There was no separate cockpit. The pilot sat behind the narrow curving windscreen, dressed in the same kind of ship-suit as Greg, except his was silvery grey. He didn’t even have a flight console, no controls of any kind. Sitting with arms neatly folded across his lap, eyes half-closed in some zen-like contemplation. Multicoloured geometric spiderwebs rolled across the windscreen itself. Greg guessed the pilot must use a processor node to interface with the spaceplane’s flight ‘ware.
He didn’t enjoy the idea. When he was in the army he used to fly parafoils and microlites; direct physical control, you shifted your weight and the wing banked in response. It was something you could feel, solid and dependable. Real flying.

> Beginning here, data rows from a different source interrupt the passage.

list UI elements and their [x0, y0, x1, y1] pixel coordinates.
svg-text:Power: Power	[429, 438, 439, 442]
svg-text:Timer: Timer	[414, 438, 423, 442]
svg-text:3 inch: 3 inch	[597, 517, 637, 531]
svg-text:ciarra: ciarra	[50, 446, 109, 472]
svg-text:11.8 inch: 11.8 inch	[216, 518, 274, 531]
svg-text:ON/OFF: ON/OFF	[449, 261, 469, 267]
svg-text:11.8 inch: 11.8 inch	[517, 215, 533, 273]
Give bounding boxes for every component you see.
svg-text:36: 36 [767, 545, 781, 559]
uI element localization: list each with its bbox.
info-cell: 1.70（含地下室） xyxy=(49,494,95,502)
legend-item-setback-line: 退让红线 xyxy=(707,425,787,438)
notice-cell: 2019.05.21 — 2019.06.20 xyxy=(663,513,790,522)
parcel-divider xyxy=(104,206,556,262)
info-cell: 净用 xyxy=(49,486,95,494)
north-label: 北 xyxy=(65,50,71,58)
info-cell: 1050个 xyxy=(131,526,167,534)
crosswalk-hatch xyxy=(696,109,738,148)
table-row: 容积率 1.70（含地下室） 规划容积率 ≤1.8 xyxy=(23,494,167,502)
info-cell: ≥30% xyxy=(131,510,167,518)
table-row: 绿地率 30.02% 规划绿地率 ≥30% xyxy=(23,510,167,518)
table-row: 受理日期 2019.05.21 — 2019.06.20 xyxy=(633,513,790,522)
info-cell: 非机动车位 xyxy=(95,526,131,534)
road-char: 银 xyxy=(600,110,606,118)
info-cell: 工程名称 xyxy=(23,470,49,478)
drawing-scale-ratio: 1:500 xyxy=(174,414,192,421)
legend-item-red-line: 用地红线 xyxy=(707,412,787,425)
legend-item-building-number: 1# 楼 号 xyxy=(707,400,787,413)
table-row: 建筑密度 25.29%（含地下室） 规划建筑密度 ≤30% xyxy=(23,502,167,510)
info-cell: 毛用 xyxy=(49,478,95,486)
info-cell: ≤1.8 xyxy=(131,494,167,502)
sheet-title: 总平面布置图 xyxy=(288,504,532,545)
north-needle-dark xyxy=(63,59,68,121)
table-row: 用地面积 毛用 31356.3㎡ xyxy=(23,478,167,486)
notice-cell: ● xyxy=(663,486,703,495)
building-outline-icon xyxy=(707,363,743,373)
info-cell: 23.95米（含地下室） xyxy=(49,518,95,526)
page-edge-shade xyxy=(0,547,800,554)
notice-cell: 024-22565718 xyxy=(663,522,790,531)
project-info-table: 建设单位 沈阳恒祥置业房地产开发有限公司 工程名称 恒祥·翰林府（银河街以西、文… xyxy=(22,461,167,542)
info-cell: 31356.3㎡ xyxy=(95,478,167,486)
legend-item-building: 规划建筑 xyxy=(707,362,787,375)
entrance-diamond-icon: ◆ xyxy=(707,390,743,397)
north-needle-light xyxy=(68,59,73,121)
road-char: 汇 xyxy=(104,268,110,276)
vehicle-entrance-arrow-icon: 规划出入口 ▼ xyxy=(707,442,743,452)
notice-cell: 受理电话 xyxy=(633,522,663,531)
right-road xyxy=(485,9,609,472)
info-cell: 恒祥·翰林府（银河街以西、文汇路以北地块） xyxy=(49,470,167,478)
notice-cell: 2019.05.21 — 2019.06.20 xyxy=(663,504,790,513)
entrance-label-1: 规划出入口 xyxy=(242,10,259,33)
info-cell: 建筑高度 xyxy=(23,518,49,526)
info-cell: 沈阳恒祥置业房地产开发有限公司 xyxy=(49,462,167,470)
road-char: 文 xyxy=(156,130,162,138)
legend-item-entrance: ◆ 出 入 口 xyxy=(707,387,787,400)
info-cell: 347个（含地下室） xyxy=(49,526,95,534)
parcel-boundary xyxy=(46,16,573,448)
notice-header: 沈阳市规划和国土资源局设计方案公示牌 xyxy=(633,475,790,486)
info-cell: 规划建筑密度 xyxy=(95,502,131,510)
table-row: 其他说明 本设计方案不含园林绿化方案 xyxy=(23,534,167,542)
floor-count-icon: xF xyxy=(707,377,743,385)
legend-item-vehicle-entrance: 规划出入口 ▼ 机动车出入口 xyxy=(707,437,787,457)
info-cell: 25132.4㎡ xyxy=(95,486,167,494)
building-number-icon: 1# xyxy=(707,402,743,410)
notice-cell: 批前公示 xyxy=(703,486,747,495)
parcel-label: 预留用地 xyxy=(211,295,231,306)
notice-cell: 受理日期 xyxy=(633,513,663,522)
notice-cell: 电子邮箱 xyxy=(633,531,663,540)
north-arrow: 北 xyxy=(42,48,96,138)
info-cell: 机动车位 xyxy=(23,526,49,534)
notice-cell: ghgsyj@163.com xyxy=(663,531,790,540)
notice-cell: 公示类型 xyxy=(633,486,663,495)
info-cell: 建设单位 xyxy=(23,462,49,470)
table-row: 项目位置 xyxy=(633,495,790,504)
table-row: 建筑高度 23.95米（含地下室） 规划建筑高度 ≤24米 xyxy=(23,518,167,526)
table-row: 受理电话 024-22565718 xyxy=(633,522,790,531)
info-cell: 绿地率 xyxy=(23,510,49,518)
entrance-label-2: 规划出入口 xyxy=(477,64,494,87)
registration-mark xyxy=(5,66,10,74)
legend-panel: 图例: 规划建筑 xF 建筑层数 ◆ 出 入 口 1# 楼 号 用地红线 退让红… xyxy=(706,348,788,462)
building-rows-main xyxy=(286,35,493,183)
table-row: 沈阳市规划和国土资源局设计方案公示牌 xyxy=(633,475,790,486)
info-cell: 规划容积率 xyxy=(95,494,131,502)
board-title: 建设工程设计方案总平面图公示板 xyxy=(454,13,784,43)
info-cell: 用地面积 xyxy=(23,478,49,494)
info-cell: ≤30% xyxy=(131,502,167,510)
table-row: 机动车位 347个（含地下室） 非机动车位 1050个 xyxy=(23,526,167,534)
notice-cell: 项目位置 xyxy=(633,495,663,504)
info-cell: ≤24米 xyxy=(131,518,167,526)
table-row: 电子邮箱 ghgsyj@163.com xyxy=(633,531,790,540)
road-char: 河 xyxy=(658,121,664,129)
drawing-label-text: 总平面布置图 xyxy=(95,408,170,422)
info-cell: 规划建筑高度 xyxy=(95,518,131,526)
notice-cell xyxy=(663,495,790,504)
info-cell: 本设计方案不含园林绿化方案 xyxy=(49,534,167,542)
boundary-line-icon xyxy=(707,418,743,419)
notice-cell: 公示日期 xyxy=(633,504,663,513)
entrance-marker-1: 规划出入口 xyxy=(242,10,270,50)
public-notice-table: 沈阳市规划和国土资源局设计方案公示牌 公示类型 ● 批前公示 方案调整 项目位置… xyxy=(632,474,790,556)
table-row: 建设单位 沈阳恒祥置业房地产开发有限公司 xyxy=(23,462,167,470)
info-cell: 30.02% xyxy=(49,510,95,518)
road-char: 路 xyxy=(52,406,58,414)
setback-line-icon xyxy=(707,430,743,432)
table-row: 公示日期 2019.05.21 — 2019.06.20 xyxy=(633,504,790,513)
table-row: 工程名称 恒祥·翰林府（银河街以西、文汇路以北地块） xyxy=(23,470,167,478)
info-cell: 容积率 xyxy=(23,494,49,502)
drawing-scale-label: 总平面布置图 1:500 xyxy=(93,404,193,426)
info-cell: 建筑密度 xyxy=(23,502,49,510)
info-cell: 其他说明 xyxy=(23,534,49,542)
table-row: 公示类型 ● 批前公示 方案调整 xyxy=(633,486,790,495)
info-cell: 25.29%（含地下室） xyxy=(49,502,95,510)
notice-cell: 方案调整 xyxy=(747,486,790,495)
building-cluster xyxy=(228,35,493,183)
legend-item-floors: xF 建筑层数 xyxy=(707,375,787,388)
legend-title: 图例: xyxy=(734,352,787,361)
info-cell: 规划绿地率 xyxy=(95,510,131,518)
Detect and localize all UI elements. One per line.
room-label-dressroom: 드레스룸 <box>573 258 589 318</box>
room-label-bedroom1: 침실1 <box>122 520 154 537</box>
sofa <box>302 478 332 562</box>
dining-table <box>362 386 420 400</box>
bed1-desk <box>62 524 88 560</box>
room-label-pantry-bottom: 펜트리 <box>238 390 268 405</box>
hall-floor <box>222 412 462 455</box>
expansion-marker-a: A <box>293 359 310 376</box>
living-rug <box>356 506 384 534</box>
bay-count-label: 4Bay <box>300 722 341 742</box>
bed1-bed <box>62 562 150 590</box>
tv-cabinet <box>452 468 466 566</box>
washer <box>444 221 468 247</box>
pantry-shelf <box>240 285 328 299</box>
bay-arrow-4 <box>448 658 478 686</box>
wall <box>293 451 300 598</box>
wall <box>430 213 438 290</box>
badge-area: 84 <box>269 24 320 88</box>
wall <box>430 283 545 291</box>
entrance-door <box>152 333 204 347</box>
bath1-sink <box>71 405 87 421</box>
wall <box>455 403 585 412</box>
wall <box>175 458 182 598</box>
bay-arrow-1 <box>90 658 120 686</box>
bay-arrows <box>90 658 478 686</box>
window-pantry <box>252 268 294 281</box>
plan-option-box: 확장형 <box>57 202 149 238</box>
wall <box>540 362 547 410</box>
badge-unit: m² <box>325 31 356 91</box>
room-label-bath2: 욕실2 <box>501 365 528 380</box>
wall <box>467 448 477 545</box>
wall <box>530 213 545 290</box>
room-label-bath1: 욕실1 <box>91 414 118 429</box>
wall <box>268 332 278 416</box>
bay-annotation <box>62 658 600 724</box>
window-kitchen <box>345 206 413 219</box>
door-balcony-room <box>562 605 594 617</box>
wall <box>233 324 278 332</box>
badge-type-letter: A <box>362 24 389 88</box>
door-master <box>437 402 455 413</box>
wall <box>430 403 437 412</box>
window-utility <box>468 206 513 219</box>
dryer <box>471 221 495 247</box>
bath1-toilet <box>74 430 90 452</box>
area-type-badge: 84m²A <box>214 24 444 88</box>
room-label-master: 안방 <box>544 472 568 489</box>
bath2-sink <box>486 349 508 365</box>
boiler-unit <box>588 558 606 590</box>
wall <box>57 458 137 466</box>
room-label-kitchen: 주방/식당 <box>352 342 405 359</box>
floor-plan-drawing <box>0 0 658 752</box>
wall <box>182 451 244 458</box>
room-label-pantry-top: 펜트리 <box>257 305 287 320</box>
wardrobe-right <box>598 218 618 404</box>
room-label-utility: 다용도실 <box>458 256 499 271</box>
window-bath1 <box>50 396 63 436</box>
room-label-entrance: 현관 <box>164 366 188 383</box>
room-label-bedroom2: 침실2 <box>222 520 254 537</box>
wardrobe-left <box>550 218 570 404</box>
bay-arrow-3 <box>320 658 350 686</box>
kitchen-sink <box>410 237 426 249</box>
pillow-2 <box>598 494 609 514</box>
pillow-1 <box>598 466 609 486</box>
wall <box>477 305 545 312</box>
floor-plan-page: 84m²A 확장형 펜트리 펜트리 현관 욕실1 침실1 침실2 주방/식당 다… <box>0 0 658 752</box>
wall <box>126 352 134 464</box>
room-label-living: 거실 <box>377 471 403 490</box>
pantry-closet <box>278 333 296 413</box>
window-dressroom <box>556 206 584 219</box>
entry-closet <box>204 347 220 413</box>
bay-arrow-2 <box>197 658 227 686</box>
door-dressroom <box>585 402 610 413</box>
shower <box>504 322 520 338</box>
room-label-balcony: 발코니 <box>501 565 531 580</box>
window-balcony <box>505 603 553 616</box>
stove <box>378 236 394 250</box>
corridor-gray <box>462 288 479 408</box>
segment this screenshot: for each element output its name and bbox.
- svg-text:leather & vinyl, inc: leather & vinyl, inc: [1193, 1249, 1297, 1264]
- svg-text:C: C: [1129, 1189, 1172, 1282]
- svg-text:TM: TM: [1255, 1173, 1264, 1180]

Surely the spaceplane must have some kind of manual fallback? The pilot would probably laugh if he asked. He looked young, mid-twenties; a generation that wasn’t so much ‘ware literate as ‘ware addicted.
The crash team were choosing their seats noisily, like a small-town rugby club on their way to a match, all jokes and laughs. Two stewards helped to stow their flight bags in the lockers under the seats.
Suzi was sitting in one of the seats behind the pilot. Greg claimed the one next to her, where he could see out of the graphic-etched windscreen. He touched the activation stud on his armrest, and the seat cushioning slid round his legs, gripping gently.